Are you concerned with bacterial illness problems in your coming in contact (touching, breathing) with your solution? This would include residual contact with the equipment after the fact.

Where do you purchase the 255R?

Thank you much
longshooter
 
On the issue of the danger of burning up the high pressure pump due to a clogged filter between the sump pump and the gear type high pressure pump.

I always start by using the sump pump to purge all the air from the system before turning on the high pressure pump to prevent spitting air/oil under pressure. Any restriction in the filter between the two pumps is readily detected by noting the flow past the reamer with the low pressure centrifugal sump pump. I think not running a filter is the much greater risk for damage to the pressure pump. A simple 3/8" inlet/outlet canister type fuel filter is cheap insurance.
 
Rustlic 255R

I talked with the engineers with Rustlic they are who recomended this product. It is an extreme pressure, synthetic with clorine coolant lubricant. I cut mine with distilled water and have had no bacteria problems. They recomended cutting it 10:1, 20:1 or 30:1. I can tell you it cleans up everything it touches including me. My black iron pipes have cause the color to change from pure white to cream color.

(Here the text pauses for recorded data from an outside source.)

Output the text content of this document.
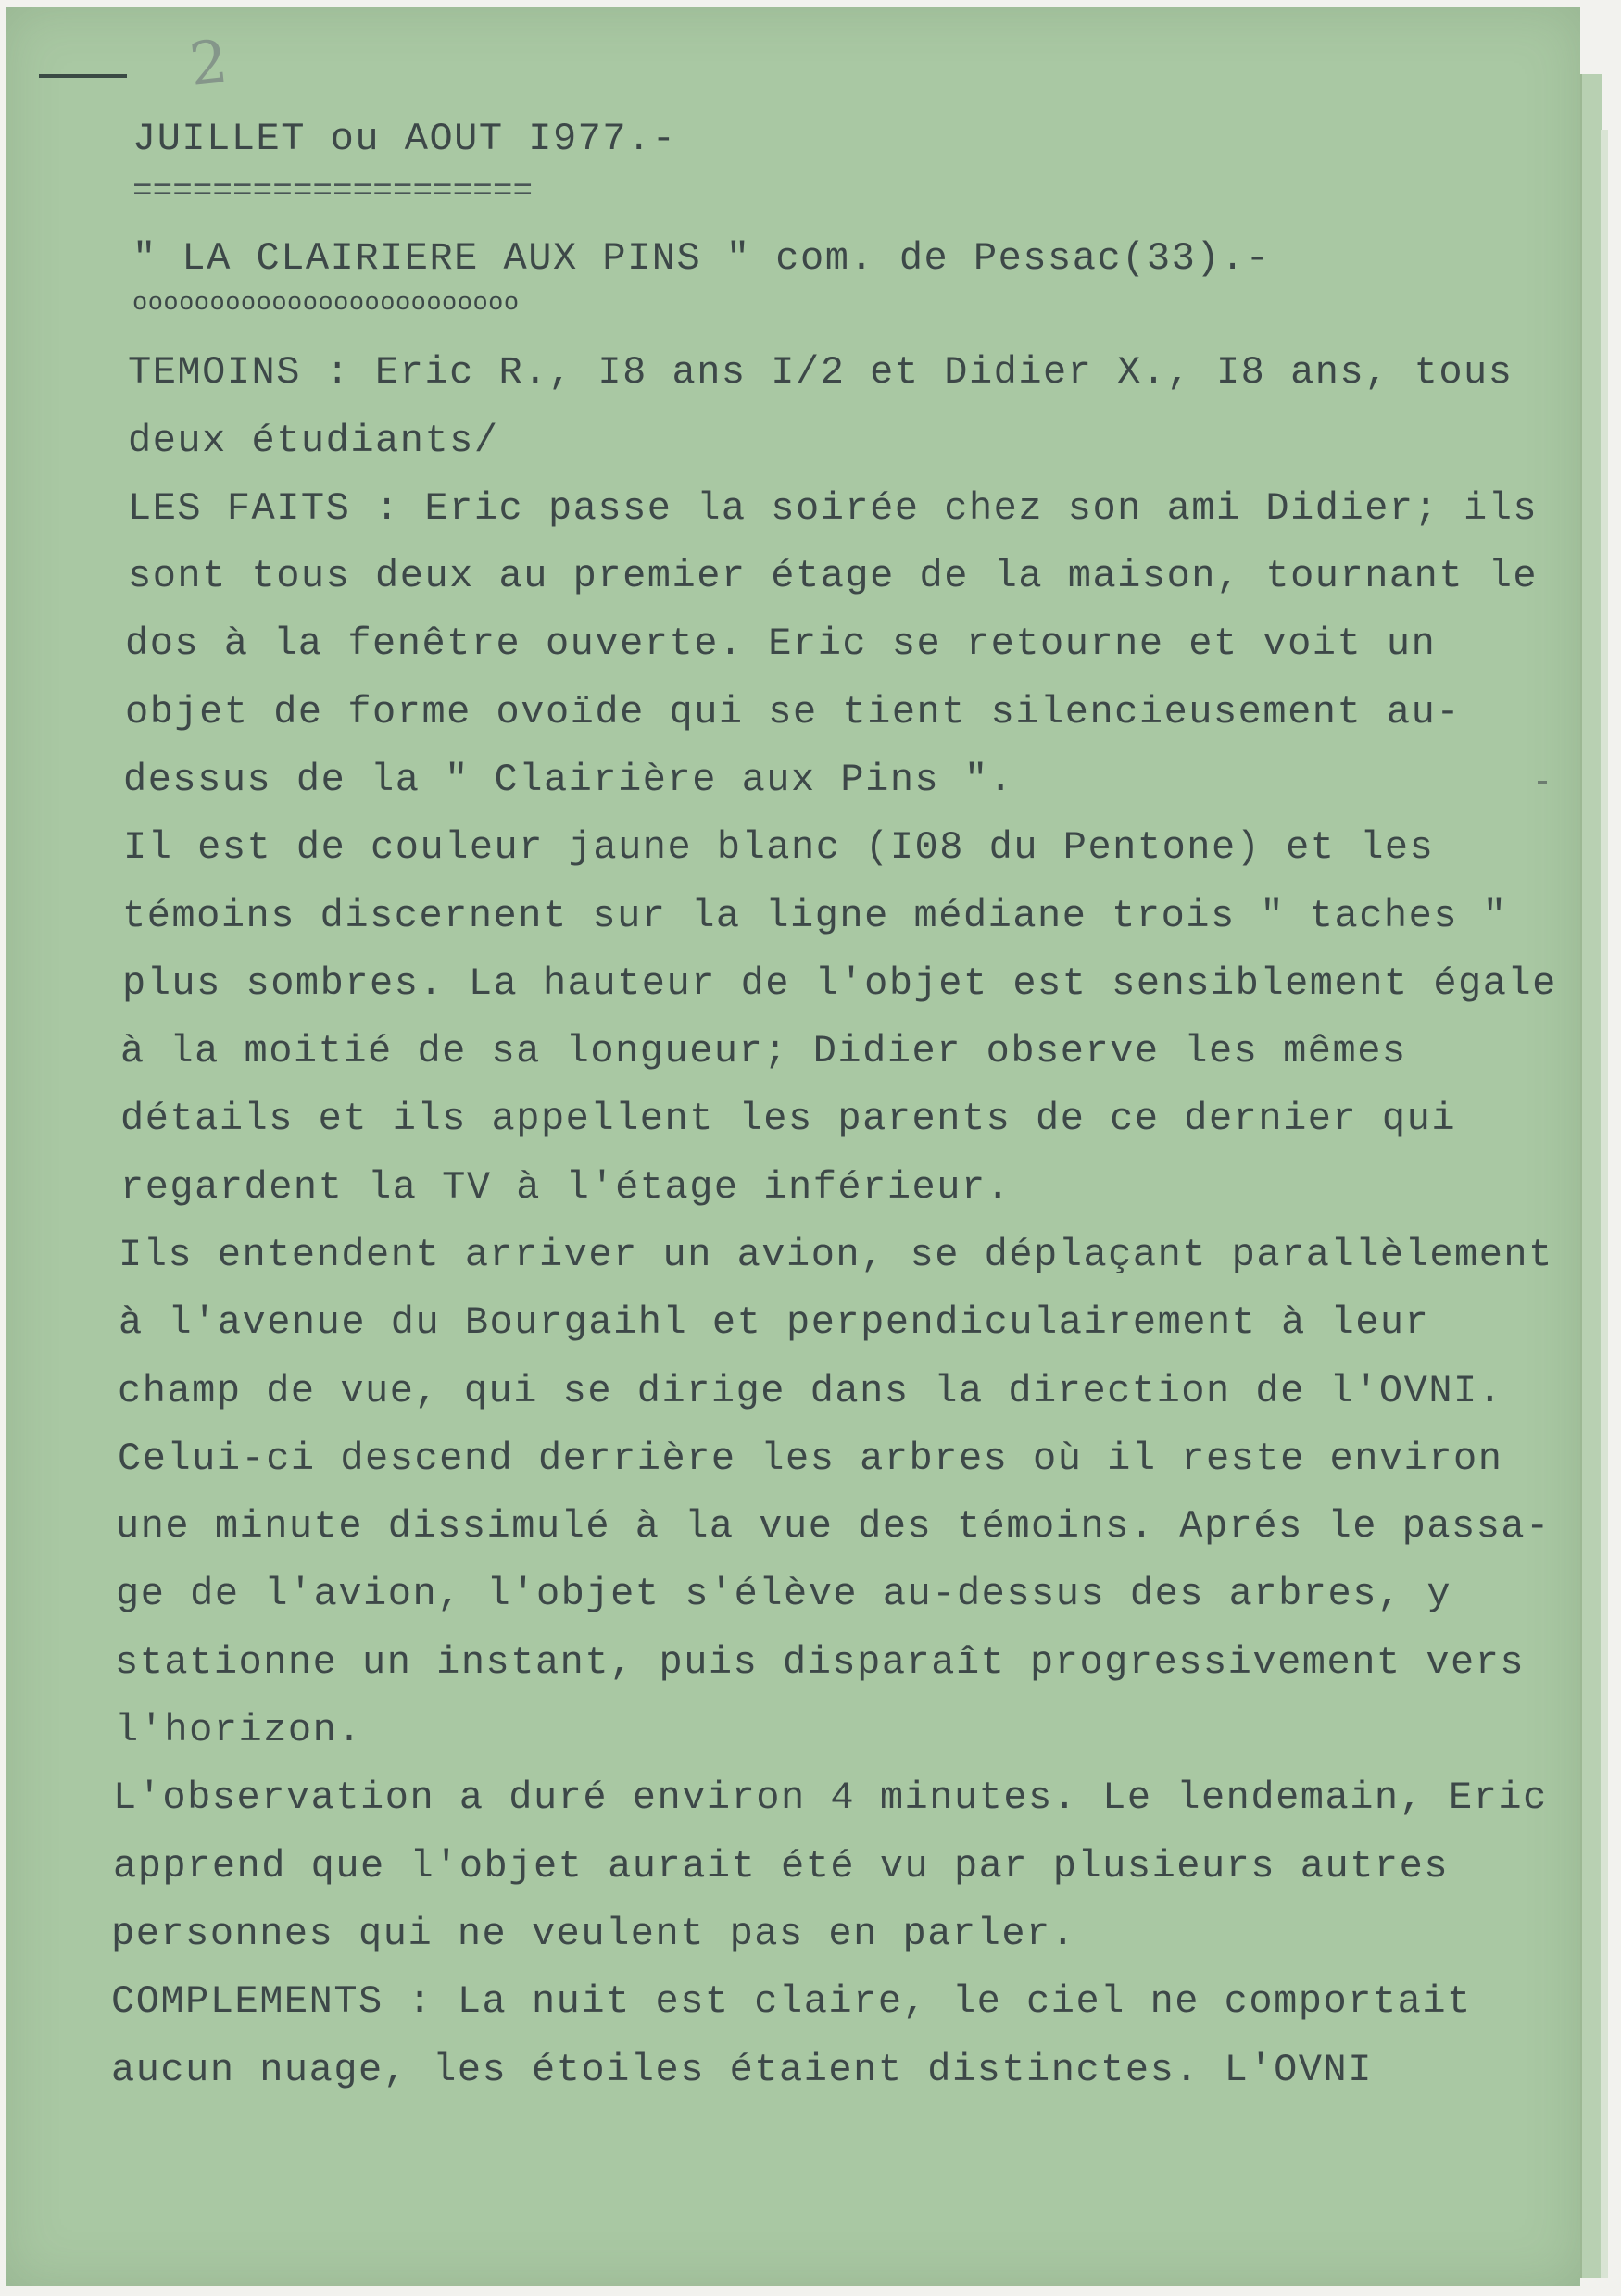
2
JUILLET ou AOUT I977.-
====================
" LA CLAIRIERE AUX PINS " com. de Pessac(33).-
ooooooooooooooooooooooooo
TEMOINS : Eric R., I8 ans I/2 et Didier X., I8 ans, tous
deux étudiants/
LES FAITS : Eric passe la soirée chez son ami Didier; ils
sont tous deux au premier étage de la maison, tournant le
dos à la fenêtre ouverte. Eric se retourne et voit un
objet de forme ovoïde qui se tient silencieusement au-
dessus de la " Clairière aux Pins ".
Il est de couleur jaune blanc (I08 du Pentone) et les
témoins discernent sur la ligne médiane trois " taches "
plus sombres. La hauteur de l'objet est sensiblement égale
à la moitié de sa longueur; Didier observe les mêmes
détails et ils appellent les parents de ce dernier qui
regardent la TV à l'étage inférieur.
Ils entendent arriver un avion, se déplaçant parallèlement
à l'avenue du Bourgaihl et perpendiculairement à leur
champ de vue, qui se dirige dans la direction de l'OVNI.
Celui-ci descend derrière les arbres où il reste environ
une minute dissimulé à la vue des témoins. Aprés le passa-
ge de l'avion, l'objet s'élève au-dessus des arbres, y
stationne un instant, puis disparaît progressivement vers
l'horizon.
L'observation a duré environ 4 minutes. Le lendemain, Eric
apprend que l'objet aurait été vu par plusieurs autres
personnes qui ne veulent pas en parler.
COMPLEMENTS : La nuit est claire, le ciel ne comportait
aucun nuage, les étoiles étaient distinctes. L'OVNI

I cut it 1:1 and found out how they make GOJO. I cut mine then to 3:1 and then again to 5:1.

I have cut hundreds of 308, 6mmBRX, 223, 6.5 X .284, 300WSM, etc chambers with little or no significant tool wear.
Rustystud
 
Rustlick 255R

I bought mine from MSC or ordered it direct from Rustlick. It came in five gallon bucket. If memory serves me correctly it cost about $90.00 and with shipping it was about $125.00.